John Eyres says there will be numerous studies and assessments conducted before a final location is selected.

He accepts that one of the well-known impacts of aquaculture is nutrient pollution.

"This project seeks to deal with that problem by having a comprehensive, hydro-dynamic and ecosystem modelling that will show how waste products from fish settle and how the environmental flushing of an area will deal with that," he said.

"This will allow us to set the number of aquaculture operators and the size and production to a particular limit to minimise any risk to the environment."

Mr Nicol says aquaculture needs to be approached very carefully if it is to achieve positive long-term sustainable results.

"Aquaculture will play an increasingly important role in the future but we need to be very careful how we do it otherwise we're going to create more problems than we solve," he said.

"You're smothering a large area so it could be a long time before it recovers and it may not return to being the same.

"There is a risk of irreversible damage."

ACWA's chairman Justin Clarke says it is in the best interest of the aquaculture industry to operate in a sustainable manner.

"Like agriculture, it's approached generally as a business so with regard to health to the environment," he said.

"It's very important to fish farmers that the environment is healthy so that the animals in turn are healthy.

"You don't want them to be exposed to an environment that is degraded and thus risk the health of your domesticated animals."

The Department of Fisheries says the long-term goal of attracting industry to develop in West Australian aquaculture zones it to secure a share of the growing seafood market worldwide and to supply selected domestic markets.

Mr Clarke says Australia is a massive net importer of fish.

He says expanding aquaculture and establishing the zones is one way of ensuring more local produce is supplied to WA.
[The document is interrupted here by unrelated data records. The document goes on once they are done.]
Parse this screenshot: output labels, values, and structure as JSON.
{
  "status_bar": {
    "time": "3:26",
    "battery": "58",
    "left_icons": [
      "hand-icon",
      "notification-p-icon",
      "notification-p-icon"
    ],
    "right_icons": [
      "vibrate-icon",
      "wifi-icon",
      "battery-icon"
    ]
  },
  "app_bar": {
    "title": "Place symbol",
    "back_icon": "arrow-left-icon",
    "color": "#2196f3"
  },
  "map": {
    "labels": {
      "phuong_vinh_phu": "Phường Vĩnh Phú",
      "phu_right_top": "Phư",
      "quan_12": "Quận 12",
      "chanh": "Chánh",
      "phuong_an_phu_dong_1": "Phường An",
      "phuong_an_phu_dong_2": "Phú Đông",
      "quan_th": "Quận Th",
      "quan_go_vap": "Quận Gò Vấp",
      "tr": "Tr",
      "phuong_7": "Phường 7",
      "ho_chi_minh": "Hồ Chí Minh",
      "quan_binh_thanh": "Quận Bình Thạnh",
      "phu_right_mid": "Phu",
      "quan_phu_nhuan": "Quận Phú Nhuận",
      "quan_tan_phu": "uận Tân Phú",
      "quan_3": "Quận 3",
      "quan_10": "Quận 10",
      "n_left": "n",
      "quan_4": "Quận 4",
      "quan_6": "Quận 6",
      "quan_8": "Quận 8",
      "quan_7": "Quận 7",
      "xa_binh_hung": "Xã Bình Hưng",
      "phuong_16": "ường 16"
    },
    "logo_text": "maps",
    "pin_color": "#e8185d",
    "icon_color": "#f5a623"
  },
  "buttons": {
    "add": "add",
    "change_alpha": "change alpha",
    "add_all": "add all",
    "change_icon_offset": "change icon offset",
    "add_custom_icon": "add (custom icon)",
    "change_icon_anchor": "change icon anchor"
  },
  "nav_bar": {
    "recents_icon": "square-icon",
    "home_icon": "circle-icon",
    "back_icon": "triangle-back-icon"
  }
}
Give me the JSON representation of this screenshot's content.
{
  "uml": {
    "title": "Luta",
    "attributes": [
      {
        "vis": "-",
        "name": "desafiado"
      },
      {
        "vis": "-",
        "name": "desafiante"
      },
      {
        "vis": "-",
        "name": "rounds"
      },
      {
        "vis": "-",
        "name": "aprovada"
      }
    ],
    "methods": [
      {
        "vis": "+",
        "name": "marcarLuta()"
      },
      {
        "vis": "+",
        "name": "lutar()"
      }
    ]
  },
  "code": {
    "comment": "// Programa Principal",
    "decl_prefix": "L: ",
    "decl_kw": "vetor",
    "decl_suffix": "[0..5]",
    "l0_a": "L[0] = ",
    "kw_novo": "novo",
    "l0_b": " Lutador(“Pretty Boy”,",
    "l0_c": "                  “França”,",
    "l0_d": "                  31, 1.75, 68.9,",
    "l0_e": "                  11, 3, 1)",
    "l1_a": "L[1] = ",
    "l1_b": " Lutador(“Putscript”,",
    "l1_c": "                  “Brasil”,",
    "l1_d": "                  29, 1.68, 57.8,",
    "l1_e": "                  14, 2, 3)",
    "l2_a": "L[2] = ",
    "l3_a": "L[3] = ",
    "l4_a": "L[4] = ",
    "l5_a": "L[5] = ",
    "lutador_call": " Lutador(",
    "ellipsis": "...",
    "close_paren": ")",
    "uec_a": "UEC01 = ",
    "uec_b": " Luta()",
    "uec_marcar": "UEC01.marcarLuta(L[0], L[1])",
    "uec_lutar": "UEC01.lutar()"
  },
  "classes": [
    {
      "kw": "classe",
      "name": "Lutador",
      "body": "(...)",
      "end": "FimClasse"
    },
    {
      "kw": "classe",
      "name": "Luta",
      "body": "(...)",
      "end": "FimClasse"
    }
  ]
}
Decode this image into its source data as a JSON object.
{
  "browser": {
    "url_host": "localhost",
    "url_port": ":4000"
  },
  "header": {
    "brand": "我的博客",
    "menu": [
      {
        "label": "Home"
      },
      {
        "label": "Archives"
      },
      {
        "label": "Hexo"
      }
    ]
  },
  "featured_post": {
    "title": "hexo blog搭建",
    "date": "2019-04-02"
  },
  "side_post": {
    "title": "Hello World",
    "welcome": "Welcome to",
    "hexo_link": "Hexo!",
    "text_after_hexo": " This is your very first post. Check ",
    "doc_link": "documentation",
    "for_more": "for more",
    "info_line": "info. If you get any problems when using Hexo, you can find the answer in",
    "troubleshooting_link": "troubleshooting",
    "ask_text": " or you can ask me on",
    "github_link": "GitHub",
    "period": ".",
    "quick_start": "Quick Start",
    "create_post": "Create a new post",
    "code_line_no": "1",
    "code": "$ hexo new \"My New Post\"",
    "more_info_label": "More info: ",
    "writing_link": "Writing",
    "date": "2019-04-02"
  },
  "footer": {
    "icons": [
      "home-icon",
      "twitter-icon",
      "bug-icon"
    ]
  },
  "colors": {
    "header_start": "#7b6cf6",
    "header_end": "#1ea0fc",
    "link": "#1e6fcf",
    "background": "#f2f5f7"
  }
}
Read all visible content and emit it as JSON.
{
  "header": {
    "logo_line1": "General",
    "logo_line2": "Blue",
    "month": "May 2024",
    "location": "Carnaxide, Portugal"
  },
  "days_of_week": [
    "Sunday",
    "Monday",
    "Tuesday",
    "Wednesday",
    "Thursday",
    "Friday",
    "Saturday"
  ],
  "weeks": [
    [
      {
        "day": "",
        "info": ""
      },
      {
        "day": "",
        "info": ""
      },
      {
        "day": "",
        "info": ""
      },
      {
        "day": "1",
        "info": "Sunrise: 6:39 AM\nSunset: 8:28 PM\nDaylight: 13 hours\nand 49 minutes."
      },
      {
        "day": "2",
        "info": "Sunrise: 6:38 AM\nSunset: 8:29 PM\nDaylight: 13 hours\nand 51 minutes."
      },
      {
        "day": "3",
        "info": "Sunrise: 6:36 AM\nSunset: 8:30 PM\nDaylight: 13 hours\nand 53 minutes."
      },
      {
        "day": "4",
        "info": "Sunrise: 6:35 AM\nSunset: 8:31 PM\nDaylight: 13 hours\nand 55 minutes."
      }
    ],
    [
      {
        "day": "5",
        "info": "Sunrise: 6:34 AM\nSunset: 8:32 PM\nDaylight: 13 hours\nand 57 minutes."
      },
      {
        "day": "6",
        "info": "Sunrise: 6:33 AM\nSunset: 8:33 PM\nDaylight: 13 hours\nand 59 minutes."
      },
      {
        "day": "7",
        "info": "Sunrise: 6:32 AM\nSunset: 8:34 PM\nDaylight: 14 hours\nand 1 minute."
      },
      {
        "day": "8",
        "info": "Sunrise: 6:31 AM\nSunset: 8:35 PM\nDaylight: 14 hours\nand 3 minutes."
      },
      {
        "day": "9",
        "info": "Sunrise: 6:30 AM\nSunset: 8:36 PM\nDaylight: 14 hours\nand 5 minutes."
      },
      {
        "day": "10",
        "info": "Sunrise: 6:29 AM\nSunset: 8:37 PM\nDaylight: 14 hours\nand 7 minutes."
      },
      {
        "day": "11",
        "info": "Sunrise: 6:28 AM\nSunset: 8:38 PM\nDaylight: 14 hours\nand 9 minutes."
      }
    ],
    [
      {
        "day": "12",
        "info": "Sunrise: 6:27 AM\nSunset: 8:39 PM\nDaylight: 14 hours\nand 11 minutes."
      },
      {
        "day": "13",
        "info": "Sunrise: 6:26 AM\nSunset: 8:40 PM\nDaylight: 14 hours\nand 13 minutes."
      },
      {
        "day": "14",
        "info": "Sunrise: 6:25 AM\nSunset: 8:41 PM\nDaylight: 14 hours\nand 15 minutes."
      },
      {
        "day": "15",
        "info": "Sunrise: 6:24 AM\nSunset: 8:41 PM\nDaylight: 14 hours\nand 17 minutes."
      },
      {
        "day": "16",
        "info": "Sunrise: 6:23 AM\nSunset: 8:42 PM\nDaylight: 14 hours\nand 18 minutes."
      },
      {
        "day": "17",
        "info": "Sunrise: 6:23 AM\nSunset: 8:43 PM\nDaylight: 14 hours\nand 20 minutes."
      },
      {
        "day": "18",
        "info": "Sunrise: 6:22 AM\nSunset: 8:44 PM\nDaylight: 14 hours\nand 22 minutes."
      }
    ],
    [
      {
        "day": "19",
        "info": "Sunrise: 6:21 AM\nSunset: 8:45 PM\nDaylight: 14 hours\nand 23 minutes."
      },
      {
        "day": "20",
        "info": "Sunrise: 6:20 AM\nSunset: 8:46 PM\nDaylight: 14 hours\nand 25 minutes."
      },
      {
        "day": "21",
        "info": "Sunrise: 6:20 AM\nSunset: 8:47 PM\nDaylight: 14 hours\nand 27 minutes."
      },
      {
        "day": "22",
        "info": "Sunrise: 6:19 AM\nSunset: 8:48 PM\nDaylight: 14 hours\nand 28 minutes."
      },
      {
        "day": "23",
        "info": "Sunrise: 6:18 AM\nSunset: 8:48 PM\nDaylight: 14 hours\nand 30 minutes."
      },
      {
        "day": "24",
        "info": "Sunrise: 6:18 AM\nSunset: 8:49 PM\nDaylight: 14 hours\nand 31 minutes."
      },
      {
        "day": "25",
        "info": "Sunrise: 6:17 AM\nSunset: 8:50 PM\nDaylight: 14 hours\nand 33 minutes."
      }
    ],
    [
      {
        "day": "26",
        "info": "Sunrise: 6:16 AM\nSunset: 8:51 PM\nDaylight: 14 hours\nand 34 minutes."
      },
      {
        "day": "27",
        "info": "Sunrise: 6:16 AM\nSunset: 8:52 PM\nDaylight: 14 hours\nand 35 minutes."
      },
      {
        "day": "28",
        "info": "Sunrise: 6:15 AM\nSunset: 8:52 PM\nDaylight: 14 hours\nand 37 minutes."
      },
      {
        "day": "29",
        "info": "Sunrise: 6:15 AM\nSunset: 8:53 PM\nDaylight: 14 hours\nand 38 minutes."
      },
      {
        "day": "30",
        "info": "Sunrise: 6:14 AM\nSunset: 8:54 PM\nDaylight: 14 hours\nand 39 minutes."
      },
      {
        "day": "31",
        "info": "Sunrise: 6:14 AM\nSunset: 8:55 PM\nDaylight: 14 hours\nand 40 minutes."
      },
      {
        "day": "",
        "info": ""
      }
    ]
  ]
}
"To be given the option to purchase fish that are good quality West Australian seafood, where the origin is clearly traceable, is considered a great plus by restaurateurs and retailers," he said.

"We're seeing the industry grow all around the world and we have the opportunity for it to be a well run and well managed industry in this state.

"Assuming that WA follows trends around the world, more and more of the seafood eaten by people will come from WA aquaculture."

The fisheries department is yet to be granted approval from the Environmental Protection Authority to establish the zones.